The Book on His Knee
The day came when Bar Hedya was crossing a ferry and the book slipped from him onto the boards. Rava bent first and picked it up. He read a single line written there in Bar Hedya's own hand, that all dreams follow the mouth. Every ruin that had come to him, the dead wife, the soured wine, the buried hope, had not been hidden in his sleep. It had been chosen in this room, by this man, against the weight of a coin he had refused to pay.
Rava stood on the rocking ferry with the book open and turned Bar Hedya's whole art against him. "Wretch," he said. "All of it hung on you, and you wrung me dry. I forgive you everything except the death of the daughter of Rav Hisda." For that grief, the murdered marriage, there would be no pardon. And a curse from a wronged sage was its own kind of interpretation, spoken aloud, fixing a fate.
The Fate He Could Not Outrun
Bar Hedya fled. He told himself that as long as he never set foot before the Roman authority, the reading laid on him could not come true, for a dream and a doom both wait on circumstance to ripen them.

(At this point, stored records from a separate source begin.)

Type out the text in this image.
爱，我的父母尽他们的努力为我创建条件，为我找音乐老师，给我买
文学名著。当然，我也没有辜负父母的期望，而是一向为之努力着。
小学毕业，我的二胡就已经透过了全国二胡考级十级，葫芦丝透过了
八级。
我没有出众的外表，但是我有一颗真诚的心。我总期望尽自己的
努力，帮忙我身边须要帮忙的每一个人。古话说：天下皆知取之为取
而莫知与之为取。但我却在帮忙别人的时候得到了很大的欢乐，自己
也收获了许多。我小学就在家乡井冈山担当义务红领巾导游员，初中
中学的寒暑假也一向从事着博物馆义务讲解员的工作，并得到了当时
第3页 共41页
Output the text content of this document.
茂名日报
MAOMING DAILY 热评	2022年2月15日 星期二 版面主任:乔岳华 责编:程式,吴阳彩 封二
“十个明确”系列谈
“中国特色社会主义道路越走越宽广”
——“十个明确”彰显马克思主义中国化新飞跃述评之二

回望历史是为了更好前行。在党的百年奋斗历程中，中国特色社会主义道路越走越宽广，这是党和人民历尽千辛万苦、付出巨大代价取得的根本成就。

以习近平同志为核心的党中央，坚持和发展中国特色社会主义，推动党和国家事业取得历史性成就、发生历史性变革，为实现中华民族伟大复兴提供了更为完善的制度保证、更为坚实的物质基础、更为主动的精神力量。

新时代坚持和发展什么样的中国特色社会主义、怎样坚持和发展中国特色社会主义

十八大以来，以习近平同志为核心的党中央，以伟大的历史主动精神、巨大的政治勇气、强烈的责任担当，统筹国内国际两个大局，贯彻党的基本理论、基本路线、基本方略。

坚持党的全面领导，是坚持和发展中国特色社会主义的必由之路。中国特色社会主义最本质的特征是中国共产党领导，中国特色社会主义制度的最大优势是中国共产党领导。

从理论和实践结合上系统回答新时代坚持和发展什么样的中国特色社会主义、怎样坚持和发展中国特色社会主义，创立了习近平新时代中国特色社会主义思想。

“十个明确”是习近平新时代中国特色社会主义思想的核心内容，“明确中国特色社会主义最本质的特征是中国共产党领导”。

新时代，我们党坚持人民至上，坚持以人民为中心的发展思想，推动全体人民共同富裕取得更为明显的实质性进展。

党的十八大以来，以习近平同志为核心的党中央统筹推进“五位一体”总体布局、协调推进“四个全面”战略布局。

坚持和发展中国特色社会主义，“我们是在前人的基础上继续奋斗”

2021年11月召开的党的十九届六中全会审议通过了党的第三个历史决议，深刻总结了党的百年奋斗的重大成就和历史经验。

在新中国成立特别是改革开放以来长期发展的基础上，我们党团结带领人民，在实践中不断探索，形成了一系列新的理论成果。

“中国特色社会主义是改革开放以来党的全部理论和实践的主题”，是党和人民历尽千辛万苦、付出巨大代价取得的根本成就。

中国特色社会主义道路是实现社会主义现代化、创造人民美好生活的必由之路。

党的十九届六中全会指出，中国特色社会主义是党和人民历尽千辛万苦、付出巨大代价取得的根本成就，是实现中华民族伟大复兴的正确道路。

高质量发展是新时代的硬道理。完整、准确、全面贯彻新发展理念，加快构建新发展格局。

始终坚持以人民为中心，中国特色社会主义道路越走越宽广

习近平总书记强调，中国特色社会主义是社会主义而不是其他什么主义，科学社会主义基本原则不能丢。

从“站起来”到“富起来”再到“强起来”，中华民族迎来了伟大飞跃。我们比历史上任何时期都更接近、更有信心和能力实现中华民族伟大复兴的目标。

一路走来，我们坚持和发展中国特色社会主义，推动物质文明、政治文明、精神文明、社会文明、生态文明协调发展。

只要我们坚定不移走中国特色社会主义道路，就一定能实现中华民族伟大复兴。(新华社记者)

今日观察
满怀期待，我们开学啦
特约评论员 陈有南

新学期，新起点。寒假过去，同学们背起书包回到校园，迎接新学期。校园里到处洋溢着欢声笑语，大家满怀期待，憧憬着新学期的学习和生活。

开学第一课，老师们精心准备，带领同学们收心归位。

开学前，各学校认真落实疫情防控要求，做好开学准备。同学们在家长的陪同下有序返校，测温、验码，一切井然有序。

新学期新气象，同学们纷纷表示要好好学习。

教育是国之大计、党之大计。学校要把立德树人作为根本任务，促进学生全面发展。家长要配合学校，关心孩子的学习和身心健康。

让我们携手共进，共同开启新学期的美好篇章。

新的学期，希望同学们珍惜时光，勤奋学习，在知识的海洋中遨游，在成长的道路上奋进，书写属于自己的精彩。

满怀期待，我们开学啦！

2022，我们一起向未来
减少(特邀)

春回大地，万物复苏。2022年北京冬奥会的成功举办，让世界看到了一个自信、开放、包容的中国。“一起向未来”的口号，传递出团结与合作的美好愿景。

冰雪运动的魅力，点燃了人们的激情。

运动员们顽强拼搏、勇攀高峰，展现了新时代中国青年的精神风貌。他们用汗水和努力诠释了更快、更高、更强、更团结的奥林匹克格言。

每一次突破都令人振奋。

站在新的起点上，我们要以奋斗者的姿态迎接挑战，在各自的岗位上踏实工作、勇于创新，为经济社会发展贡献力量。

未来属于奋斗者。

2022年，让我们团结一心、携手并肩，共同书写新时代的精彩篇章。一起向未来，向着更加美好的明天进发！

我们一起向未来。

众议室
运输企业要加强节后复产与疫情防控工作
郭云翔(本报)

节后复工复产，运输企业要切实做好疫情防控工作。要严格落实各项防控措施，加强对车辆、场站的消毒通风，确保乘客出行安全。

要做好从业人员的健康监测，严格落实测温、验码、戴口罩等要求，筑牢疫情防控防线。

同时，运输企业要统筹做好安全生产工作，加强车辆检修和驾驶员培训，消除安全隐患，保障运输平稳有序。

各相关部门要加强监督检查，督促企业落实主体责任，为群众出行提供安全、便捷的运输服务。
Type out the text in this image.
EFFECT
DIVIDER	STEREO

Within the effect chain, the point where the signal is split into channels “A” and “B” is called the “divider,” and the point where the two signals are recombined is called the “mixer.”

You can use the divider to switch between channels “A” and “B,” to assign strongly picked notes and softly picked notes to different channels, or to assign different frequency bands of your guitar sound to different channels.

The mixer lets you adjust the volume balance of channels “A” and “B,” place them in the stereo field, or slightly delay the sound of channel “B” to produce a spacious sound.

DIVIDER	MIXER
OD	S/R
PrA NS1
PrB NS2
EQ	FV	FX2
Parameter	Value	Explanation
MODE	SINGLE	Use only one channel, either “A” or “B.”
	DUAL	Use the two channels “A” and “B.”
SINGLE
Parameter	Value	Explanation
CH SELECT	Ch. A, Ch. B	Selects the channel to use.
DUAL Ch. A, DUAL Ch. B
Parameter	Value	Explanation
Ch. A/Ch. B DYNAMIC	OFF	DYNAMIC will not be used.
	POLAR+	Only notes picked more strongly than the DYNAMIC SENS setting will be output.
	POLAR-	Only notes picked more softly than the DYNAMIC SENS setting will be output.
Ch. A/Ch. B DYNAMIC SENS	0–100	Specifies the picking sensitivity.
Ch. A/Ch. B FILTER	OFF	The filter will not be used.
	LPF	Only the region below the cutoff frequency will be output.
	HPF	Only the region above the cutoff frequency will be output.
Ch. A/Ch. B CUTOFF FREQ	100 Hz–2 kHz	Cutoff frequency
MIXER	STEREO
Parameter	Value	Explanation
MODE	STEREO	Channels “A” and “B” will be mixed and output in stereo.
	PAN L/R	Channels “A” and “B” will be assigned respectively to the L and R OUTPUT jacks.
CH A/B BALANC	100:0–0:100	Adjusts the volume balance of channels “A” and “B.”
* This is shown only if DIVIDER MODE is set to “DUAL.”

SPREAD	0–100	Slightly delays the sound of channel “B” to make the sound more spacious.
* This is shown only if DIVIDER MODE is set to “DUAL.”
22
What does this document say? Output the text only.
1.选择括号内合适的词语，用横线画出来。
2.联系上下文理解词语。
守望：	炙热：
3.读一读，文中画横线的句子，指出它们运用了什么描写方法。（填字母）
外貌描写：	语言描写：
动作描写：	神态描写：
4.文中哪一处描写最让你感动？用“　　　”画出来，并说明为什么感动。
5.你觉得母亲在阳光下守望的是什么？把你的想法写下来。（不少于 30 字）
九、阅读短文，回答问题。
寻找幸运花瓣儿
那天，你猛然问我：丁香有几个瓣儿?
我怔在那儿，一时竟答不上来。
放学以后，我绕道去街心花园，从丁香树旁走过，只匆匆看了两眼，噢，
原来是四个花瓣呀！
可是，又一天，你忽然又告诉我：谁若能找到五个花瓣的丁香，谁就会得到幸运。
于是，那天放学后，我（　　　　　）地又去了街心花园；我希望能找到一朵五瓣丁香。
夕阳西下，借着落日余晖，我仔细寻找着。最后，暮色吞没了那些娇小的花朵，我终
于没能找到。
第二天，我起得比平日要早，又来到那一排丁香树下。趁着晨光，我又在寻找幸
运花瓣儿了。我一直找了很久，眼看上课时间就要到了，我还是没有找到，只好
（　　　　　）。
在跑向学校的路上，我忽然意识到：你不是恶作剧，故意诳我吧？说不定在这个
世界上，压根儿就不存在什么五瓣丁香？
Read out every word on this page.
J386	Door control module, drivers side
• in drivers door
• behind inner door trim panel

So he kept clear of the courts and the magistrates, the way a man keeps clear of deep water he has been warned about.
He was sitting one day where a pillar of the government's hall rose beside him. A garment had been stolen from that very hall, and the soldiers came out and seized the stranger nearest the column. They bound him to be punished. As they dragged the dream-reader toward the place of judgment he heard one official say to another that this man should be torn apart, and he knew the words for what they were. He had spent his life teaching that the spoken meaning becomes the thing. Now a mouth that was not his own had read his ending, and there was no coin in the world that could buy the door back open. The book that sold every other man's future had no favorable reading left to sell its keeper.